We are defined by our thoughts, speech, and actions. I’m told that the Baal HaTanya wrote about this quite a lot. We should not be stagnate. Just as we are inclined to attach ourselves to Hashem through Mitzvah observance, our natural inclination is to grow. I believe the above quotes are a more modern day versions of this:
There is no blade of grass below that does not have a malach on high that smites it and says to it: Grow! (Bereishis Rabbah 10:6-7)
Something as seemingly simple like grass has an urge to grow. Something so basic, knows that there is more to life if you reach upward.

I gave this entry a lot of thought over the past few days. I think that there us much more room for individuality when you set parameters for measurable behavior. If one “marches to their own beat” then you don’t have any way to judge just how different you are than anyone else.

As I was writing this, I thought about Parshas Korach. I must admit, I really wasn’t thinking, but remembering Rav Soloveitchik’s view of Korach, as found in REFLECTIONS OF THE RAV . The Rav states that “Korach was committed to the doctrine of religious subjectivism, which regards one’s personal feelings as primary in the religious experience. The value of the mitzvah is to be found not in its performance, but in its subjective impact upon the person.” This was how Korach thought. Rav Soloveitchik felt that “there are two levels in religious observance, the objective outer mitzvah and the subjective inner experience that accompanies it. Both the deed and the feeling constitute the total religious experience; the former without the latter is an incomplete act, an imperfect gesture. The objective act of performing the mitzvah is our starting point. The mitzvah does not depend on the emotion; rather, it induces the emotion. One’s religious inspiration and fervor are generated and guided by the mitzvah, not the reverse.”

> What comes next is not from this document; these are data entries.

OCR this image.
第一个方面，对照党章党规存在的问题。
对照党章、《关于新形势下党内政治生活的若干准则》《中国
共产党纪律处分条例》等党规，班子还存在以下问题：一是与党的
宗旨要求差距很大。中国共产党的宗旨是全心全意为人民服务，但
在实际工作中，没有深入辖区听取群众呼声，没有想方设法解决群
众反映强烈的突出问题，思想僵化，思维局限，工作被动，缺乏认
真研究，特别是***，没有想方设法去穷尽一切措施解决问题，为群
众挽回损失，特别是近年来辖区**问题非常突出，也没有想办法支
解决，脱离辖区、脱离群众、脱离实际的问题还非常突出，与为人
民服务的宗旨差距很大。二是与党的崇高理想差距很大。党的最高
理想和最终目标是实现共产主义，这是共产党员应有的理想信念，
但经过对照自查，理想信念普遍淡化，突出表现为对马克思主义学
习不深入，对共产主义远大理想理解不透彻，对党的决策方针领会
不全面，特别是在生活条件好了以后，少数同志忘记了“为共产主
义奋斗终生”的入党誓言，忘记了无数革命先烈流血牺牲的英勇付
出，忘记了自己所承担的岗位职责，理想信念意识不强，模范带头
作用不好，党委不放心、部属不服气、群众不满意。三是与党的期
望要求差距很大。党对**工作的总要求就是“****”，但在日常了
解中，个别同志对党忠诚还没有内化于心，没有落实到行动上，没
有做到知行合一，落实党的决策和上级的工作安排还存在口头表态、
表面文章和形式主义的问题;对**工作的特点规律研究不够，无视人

A few months ago felt compelled to actually submit something to bangitout.com in reference to a list I had seen a while back. I received the following response to my submission:This message was created automatically by mail delivery software.
A message that you sent could not be delivered to one or more of its
recipients. This is a permanent error. The following address(es) failed:
mailbox is full: retry timeout exceeded

Not good news for the Jews. I was pretty bummed. So I sent the email again. Same response.
In an attempt to answer the question that became the title of this posting, I submit the following:

My additions to “Top 10 ways you know you are a JEWISH HIPSTER”:
Your Itunes Library includes: Shlomo Carlebach, Shalsheles, Husker Du, C Lanzbom, Chaim Dovid, The Yitzhak Halevi Band, Rabbis Akiva Tatz and Moshe Weinberger, Bad Religion, and the Yeshiva Boys Choir
You turn “I Wanna Be Sedated” into a niggun
You quote the Kuzari and Kerouac in the same breath

You cancel your Rolling Stone subscription and start getting the JEWISH PRESS
Your cell phone ringer is a version of “Ki Va Moed” with killer electric guitar
On Sunday afternoons you Skateboard to Mincha, because the shul parking lot is good for shreddin’
Your wife’s mini-van’s radio is preset to both news-radio and the local alternative station
Your Shabbos Hat Box is covered with band stickers

When you hear the term “hardcore” you think of Black Flag and Novorodock
Your kids share your love of all things Piamenta


If you’re reading this (and you know who you are, because you went by a different name when you were younger) thanks. It was great seeing you again.